$W$ is nonzero proper subspace of $V$. Linear $T: V \to V$ satisfies $T(W) \subseteq W$. $T_{1}: W \to W, w \mapsto T(w)$ and $T_{2}: V/W \to V/W, v+W \mapsto T(v)+W$ are linear and well defined.
I was given ordered bases $\alpha = \{w_{1},...,w_{m}\}$ of $W$ and $\beta = \{v_{1}+W,...,v_{n}+W\}$ of $V/W$. I am supposed to show the following two things.
a. Prove that basis of $V$ is $\gamma=\{w_{1},...,w_{m},v_{1},...,v_{n}\}$
b. Prove that $[T]_{\gamma}$ = $\begin{bmatrix}[T_{1}]_{\alpha} & *\\0 & [T_{2}]_{\beta} \end{bmatrix}$
$[T]_{\gamma}$ is a matrix representation of linear transformation $T$ on basis $\gamma$
Now, part a looks similar to the proof that was required to show $dim(V/W)=dim(V)-dim(W)$ but I am not sure how to apply this to prove a. As for part b, I have no clue how to approach this. Could anyone help me?
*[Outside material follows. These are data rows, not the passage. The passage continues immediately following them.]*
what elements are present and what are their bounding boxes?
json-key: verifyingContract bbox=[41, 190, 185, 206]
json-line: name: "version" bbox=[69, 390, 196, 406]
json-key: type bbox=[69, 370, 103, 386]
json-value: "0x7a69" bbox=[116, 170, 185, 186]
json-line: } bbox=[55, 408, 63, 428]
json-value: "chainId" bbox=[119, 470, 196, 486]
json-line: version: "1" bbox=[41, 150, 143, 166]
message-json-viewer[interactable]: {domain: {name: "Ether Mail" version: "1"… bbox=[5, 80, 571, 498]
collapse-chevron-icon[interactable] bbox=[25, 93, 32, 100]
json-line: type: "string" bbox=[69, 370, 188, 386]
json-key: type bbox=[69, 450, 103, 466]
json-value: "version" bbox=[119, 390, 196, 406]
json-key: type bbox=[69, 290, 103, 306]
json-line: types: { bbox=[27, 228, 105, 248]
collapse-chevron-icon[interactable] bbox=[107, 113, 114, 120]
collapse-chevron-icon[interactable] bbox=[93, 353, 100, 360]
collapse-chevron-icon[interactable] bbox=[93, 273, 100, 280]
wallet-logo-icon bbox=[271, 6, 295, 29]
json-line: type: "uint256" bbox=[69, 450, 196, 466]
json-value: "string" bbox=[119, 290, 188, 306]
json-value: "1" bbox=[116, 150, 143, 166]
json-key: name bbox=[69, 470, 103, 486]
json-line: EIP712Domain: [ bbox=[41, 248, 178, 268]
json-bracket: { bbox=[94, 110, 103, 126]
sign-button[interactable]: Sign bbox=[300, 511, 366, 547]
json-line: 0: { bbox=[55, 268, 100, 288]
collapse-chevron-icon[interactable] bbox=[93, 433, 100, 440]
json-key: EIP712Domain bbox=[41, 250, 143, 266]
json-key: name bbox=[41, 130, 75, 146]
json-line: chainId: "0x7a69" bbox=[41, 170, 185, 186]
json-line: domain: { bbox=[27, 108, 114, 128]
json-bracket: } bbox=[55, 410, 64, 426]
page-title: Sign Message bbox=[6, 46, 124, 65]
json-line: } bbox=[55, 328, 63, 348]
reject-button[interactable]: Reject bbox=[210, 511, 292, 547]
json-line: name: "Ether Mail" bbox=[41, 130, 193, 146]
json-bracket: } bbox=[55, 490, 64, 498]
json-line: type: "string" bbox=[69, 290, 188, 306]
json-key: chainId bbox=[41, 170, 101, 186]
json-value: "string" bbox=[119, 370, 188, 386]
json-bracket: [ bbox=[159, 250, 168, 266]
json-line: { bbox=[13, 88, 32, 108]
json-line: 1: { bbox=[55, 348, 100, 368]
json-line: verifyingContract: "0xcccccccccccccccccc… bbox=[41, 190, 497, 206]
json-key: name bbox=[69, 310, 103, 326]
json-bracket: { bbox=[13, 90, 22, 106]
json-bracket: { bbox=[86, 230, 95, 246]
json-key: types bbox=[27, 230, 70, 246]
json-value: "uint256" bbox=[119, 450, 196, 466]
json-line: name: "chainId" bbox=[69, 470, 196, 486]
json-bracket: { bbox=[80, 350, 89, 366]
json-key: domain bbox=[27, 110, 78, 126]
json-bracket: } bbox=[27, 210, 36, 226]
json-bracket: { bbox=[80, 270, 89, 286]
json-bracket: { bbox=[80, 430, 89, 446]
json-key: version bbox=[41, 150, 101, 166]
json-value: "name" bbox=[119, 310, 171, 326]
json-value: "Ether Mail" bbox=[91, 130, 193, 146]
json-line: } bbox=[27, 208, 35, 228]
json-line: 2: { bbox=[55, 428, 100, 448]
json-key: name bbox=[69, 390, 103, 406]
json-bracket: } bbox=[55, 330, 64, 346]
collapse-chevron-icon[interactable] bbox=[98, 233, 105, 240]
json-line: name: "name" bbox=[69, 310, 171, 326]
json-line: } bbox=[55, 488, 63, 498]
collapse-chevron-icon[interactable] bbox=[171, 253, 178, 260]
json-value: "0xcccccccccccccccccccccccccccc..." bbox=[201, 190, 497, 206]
Thank you.
You just need to use the fact that $$ [T]_{\gamma} = \begin{bmatrix} [T(w_{1})]_{\gamma} & \cdots & [T(w_{m})]_{\gamma} & [T(v_{1})]_{\gamma} & \cdots & [T(v_{n})]_{\gamma} \end{bmatrix} $$ Since $T(W) \subseteq W$, you can express each $T(w_{j})$ in terms of the $w_{i}$. This gives you that for $1 \leq j \leq m$, $$[T(w_{j})]_{\gamma} = \begin{bmatrix} [T(w_{j})]_{\alpha} \\ 0 \end{bmatrix}$$
The second part is a little tricky: you need to use the fact that for each $v_{j}$, you can write $T(v_{j}) = w+T_{2}(v_{j})$ (where in a slight abuse of notation here I am considering the codomain of $T_{2}$ to simply be the span of the $v_{i}$). Now since $w$ is a linear combination of the $w_{i}$, you have that $$[T(v_{j})]_{\gamma} = \begin{bmatrix} * \\ [T(v_{j})]_{\beta} \end{bmatrix}$$ for each $1 \leq j \leq n$, where the $*$ represents the coefficients on the $w_{i}$ that are needed to obtain $w$.